私の姉には、お母さんに似てるところがちょっとありました。東京生まれの、世間知らずな箱入り娘として育てられた母に。どこの馬の骨だか分かりもしない、田舎育ちの流れ者だった男と恋に落ちた母に。

まったくバカげたお話しです。都市伝説として広く言いつづけたい逸話です。都内の一戸建てという、都会人が小耳に挟んだなら羨むような環境を、まんまと田舎出の馬の骨にタダ同然で差しだしてしまったのです。まぁ、おかげで流れ者の血を継いだ不逞の娘である私が生まれたわけではあるのですけど。

野生の自然児である次女から見たら、箱入り娘めいた性格がよく似た母と姉が、一つ大きく異なっていたのは、姉がひどく美しい娘としてこの世に生を受けたところでしょうか。姉には悪いですけど、そしてかなり乱暴な言い方ですけど、二人の違いはまさにその一点に尽きると思います。トンビが鷹を産んでしまったのです。

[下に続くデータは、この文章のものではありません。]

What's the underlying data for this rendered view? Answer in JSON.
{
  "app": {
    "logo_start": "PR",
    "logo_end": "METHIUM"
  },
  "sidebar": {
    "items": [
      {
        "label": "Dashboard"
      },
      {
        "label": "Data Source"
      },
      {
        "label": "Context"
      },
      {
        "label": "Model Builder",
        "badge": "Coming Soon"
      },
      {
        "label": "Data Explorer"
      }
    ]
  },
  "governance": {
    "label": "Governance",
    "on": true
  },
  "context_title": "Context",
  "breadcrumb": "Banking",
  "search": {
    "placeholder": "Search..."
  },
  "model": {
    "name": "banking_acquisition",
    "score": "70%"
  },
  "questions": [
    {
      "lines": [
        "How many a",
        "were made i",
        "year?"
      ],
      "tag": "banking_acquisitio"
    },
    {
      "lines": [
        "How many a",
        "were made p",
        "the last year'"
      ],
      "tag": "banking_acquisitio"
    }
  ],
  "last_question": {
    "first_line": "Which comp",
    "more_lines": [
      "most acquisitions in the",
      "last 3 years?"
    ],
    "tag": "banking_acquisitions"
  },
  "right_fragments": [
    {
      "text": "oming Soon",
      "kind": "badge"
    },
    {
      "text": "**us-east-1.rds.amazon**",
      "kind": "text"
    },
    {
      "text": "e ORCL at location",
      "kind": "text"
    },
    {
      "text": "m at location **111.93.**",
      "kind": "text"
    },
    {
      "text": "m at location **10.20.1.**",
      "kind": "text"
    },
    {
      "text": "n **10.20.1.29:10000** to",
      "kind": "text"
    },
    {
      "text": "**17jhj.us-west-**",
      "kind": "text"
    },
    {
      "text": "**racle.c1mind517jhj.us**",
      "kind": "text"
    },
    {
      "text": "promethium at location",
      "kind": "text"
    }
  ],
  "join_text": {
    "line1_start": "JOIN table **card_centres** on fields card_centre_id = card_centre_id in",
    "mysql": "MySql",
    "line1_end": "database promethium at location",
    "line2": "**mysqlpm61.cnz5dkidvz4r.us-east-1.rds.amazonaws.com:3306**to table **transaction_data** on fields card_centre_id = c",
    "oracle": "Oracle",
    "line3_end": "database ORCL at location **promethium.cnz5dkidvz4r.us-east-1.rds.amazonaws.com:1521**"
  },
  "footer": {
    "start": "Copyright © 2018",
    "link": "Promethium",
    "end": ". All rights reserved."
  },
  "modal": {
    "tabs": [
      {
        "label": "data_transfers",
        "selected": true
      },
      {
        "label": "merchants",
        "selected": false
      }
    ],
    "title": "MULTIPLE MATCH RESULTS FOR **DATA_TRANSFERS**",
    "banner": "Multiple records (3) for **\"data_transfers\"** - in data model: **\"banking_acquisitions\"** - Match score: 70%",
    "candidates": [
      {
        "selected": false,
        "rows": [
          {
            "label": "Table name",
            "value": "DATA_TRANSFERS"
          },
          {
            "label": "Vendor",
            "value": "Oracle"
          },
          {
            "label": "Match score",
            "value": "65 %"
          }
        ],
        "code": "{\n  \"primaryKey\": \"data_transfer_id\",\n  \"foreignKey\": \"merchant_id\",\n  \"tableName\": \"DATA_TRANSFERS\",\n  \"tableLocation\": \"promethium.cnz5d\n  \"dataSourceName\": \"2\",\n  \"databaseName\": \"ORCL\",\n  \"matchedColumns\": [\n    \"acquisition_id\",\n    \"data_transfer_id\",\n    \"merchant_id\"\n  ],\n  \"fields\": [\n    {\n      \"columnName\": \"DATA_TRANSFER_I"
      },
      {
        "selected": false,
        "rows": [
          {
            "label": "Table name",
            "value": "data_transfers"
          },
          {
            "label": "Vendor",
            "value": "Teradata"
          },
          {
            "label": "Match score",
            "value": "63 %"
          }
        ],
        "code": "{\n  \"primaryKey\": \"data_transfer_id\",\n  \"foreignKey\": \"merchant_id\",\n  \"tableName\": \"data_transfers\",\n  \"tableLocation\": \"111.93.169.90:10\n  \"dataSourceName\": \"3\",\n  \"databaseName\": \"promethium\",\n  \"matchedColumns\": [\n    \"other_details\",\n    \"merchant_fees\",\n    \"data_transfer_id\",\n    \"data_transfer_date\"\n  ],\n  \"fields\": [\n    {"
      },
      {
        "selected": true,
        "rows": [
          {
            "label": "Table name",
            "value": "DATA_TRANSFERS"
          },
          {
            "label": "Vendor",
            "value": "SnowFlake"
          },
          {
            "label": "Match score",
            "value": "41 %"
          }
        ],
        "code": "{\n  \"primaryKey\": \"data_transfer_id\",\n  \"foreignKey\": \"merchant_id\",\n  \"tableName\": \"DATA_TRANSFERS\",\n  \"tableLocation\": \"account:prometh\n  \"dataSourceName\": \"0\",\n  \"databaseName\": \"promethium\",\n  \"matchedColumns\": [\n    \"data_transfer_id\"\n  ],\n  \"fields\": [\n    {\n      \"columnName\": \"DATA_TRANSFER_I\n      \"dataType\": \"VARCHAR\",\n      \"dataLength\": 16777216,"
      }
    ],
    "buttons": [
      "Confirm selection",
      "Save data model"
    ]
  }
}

まだ江戸の名残りが色濃く残る、明治時代のごく平凡な東京の商人の家に生まれた夏目漱石は、家族からよく、「金ちゃんは変わってる、金ちゃんは変わってる」と言われて育ったそうです。そのエピソードを昼休みに学校の図書室で読んだとき、私はすぐに三つ上の姉の存在を思い浮かべました。凡庸な家族の中での特異な存在としての姉を。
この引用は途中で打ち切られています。